WHOLE WHEAT SNICKERDOODLES

Whole Wheat Snickerdoodles are a delightful twist on the classic cookie, offering the same irresistible cinnamon-sugar flavor with a wholesome, nutty depth from whole wheat flour. These cookies are soft and chewy on the inside, with a slightly crisp exterior, making them a perfect treat for any time of day. The whole wheat flour adds a subtle richness that complements the traditional snickerdoodle tang, thanks to a hint of cream of tartar. Whether you’re looking to make a healthier version of a favorite or just want to try something new, these Whole Wheat Snickerdoodles are sure to satisfy your sweet tooth while adding a little extra goodness to your cookie jar.

Ingredients:

  • 1 1/2 cups whole wheat flour
  • 1/2 teaspoon baking soda
  • 1/2 teaspoon cream of tartar
  • 1/4 teaspoon salt
  • 1/2 cup unsalted butter, softened
  • 1/2 cup granulated sugar
  • 1/4 cup brown sugar, packed
  • 1 large egg
  • 1 teaspoon vanilla extract

For the Cinnamon-Sugar Coating:

  • 2 tablespoons granulated sugar
  • 1 teaspoon ground cinnamon

Instructions:

  1. Preheat the oven: Preheat your oven to 375°F (190°C). Line a baking sheet with parchment paper or a silicone baking mat.
  2. Mix the dry ingredients: In a medium bowl, whisk together the whole wheat flour, baking soda, cream of tartar, and salt.
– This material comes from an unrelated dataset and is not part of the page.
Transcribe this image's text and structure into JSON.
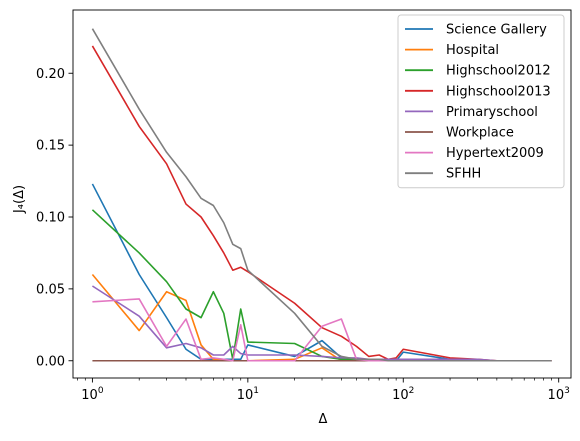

Set aside.
  3. Cream the butter and sugars: In a large mixing bowl, cream together the softened butter, granulated sugar, and brown sugar until light and fluffy, about 2-3 minutes. Beat in the egg and vanilla extract until well combined.
  4. Combine wet and dry ingredients: Gradually add the dry ingredients to the wet ingredients, mixing until just combined. Be careful not to overmix.
  5. Prepare the coating: In a small bowl, mix together the 2 tablespoons of granulated sugar and the ground cinnamon.
  6. Shape the cookies: Scoop out tablespoon-sized portions of dough and roll them into balls. Roll each ball in the cinnamon-sugar mixture until fully coated.
  7. Bake the cookies: Place the coated dough balls on the prepared baking sheet, spacing them about 2 inches apart. Bake in the preheated oven for 8-10 minutes, or until the edges are set and the cookies are lightly golden.
  8. Cool and serve: Allow the cookies to cool on the baking sheet for a few minutes before transferring them to a wire rack to cool completely.

Whole Wheat Snickerdoodles are a delicious and slightly healthier take on the traditional cookie, offering all the warm, cozy flavors you love with the added benefits of whole wheat. Perfect for sharing or enjoying with a cup of tea or coffee!